Part of playing the game of Work is biting your tongue. When someone messes up or spills coffee over your desk, for the sake of a calm working environment you bite your tongue and shrug it off, don’t you? It won’t be the same if you tell your colleague that you’ve missed a deadline and he shouts back “you young people don’t know you’re born. Bring back hanging and national service, and by the way you should be wearing a vest in this cold weather”.

And fancy going to see an old dentist whose dentures are looser than a skeleton’s waistband? His hand will be shaking so much that your teeth will rattle. And just imagine the reading material in his waiting room. There are only so many back copies of Gardener’s World and People’s Friend I can cope with.

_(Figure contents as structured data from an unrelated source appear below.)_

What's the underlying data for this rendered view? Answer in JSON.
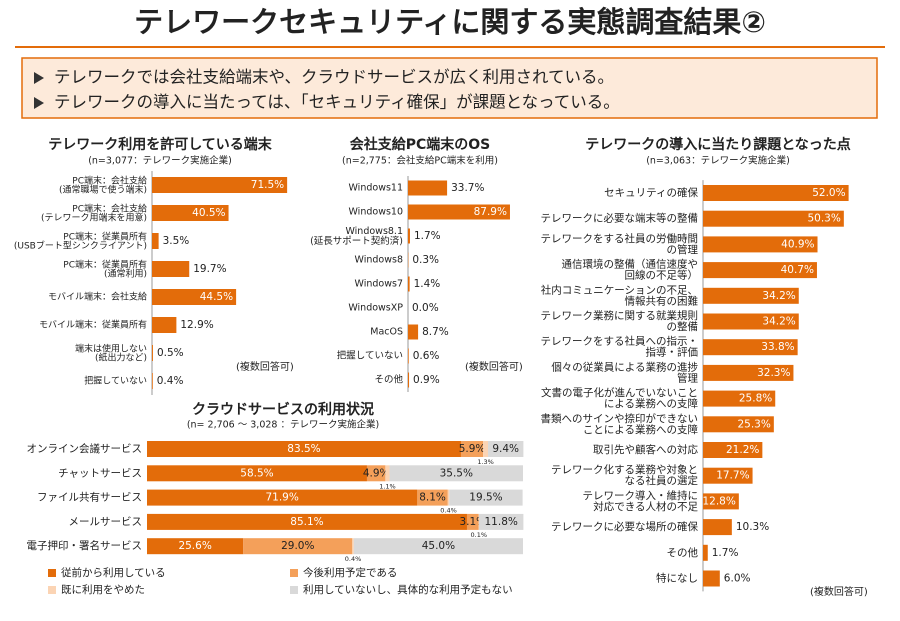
{
  "header": {
    "title": "テレワークセキュリティに関する実態調査結果②"
  },
  "summary": [
    "テレワークでは会社支給端末や、クラウドサービスが広く利用されている。",
    "テレワークの導入に当たっては、「セキュリティ確保」が課題となっている。"
  ],
  "chart_data": [
    {
      "type": "bar",
      "title": "テレワーク利用を許可している端末",
      "subtitle": "(n=3,077：テレワーク実施企業)",
      "note": "(複数回答可)",
      "color": "#e36c0a",
      "categories": [
        "PC端末：会社支給\n(通常職場で使う端末)",
        "PC端末：会社支給\n(テレワーク用端末を用意)",
        "PC端末：従業員所有\n(USBブート型シンクライアント)",
        "PC端末：従業員所有\n(通常利用)",
        "モバイル端末：会社支給",
        "モバイル端末：従業員所有",
        "端末は使用しない\n(紙出力など)",
        "把握していない"
      ],
      "values": [
        71.5,
        40.5,
        3.5,
        19.7,
        44.5,
        12.9,
        0.5,
        0.4
      ],
      "value_labels": [
        "71.5%",
        "40.5%",
        "3.5%",
        "19.7%",
        "44.5%",
        "12.9%",
        "0.5%",
        "0.4%"
      ]
    },
    {
      "type": "bar",
      "title": "会社支給PC端末のOS",
      "subtitle": "(n=2,775：会社支給PC端末を利用)",
      "note": "(複数回答可)",
      "color": "#e36c0a",
      "categories": [
        "Windows11",
        "Windows10",
        "Windows8.1\n(延長サポート契約済)",
        "Windows8",
        "Windows7",
        "WindowsXP",
        "MacOS",
        "把握していない",
        "その他"
      ],
      "values": [
        33.7,
        87.9,
        1.7,
        0.3,
        1.4,
        0.0,
        8.7,
        0.6,
        0.9
      ],
      "value_labels": [
        "33.7%",
        "87.9%",
        "1.7%",
        "0.3%",
        "1.4%",
        "0.0%",
        "8.7%",
        "0.6%",
        "0.9%"
      ]
    },
    {
      "type": "stacked_bar",
      "title": "クラウドサービスの利用状況",
      "subtitle": "(n= 2,706 ～ 3,028 ：テレワーク実施企業)",
      "categories": [
        "オンライン会議サービス",
        "チャットサービス",
        "ファイル共有サービス",
        "メールサービス",
        "電子押印・署名サービス"
      ],
      "series": [
        {
          "name": "従前から利用している",
          "color": "#e36c0a",
          "values": [
            83.5,
            58.5,
            71.9,
            85.1,
            25.6
          ],
          "value_labels": [
            "83.5%",
            "58.5%",
            "71.9%",
            "85.1%",
            "25.6%"
          ]
        },
        {
          "name": "今後利用予定である",
          "color": "#f4a05a",
          "values": [
            5.9,
            4.9,
            8.1,
            3.1,
            29.0
          ],
          "value_labels": [
            "5.9%",
            "4.9%",
            "8.1%",
            "3.1%",
            "29.0%"
          ]
        },
        {
          "name": "既に利用をやめた",
          "color": "#fbd4b4",
          "values": [
            1.3,
            1.1,
            0.4,
            0.1,
            0.4
          ],
          "value_labels": [
            "1.3%",
            "1.1%",
            "0.4%",
            "0.1%",
            "0.4%"
          ]
        },
        {
          "name": "利用していないし、具体的な利用予定もない",
          "color": "#d9d9d9",
          "values": [
            9.4,
            35.5,
            19.5,
            11.8,
            45.0
          ],
          "value_labels": [
            "9.4%",
            "35.5%",
            "19.5%",
            "11.8%",
            "45.0%"
          ]
        }
      ]
    },
    {
      "type": "bar",
      "title": "テレワークの導入に当たり課題となった点",
      "subtitle": "(n=3,063：テレワーク実施企業)",
      "note": "(複数回答可)",
      "color": "#e36c0a",
      "categories": [
        "セキュリティの確保",
        "テレワークに必要な端末等の整備",
        "テレワークをする社員の労働時間\nの管理",
        "通信環境の整備（通信速度や\n回線の不足等）",
        "社内コミュニケーションの不足、\n情報共有の困難",
        "テレワーク業務に関する就業規則\nの整備",
        "テレワークをする社員への指示・\n指導・評価",
        "個々の従業員による業務の進捗\n管理",
        "文書の電子化が進んでいないこと\nによる業務への支障",
        "書類へのサインや捺印ができない\nことによる業務への支障",
        "取引先や顧客への対応",
        "テレワーク化する業務や対象と\nなる社員の選定",
        "テレワーク導入・維持に\n対応できる人材の不足",
        "テレワークに必要な場所の確保",
        "その他",
        "特になし"
      ],
      "values": [
        52.0,
        50.3,
        40.9,
        40.7,
        34.2,
        34.2,
        33.8,
        32.3,
        25.8,
        25.3,
        21.2,
        17.7,
        12.8,
        10.3,
        1.7,
        6.0
      ],
      "value_labels": [
        "52.0%",
        "50.3%",
        "40.9%",
        "40.7%",
        "34.2%",
        "34.2%",
        "33.8%",
        "32.3%",
        "25.8%",
        "25.3%",
        "21.2%",
        "17.7%",
        "12.8%",
        "10.3%",
        "1.7%",
        "6.0%"
      ]
    }
  ]
}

Although I’m way off retiral age, I found a strange side effect of getting older this week. I discovered that I have become a goody goody. I have always hated people telling me what to do and I have ritually rebelled, often realising within minutes what a stupidly embarrassing thing I’d done. But this week I surprised myself by doing something odd and experiencing a strange feeling that I had to look up in the dictionary. Apparently it’s called “maturity”.

A female friend of mine who is Polish asked me for a favour. She has been offered a job doing security at the Olympics but needs to prove she has been living here for five years. She’s one year short so asked if she could give my name and number, telling the authorities that she cleaned my house for the year in question. Now it’s not that I think she’s a secret terrorist or drug smuggler, but it would be wrong wouldn’t it? It would be a lie, so I said “No”, which for a rebel like me is a big step.

So now I am officially “mature”, which is fine. I’m supposed to be grown up now and leave childish things behind. I guess the next stop is old age.

It may mean I’ll get a doctor to visit me a little bit quicker.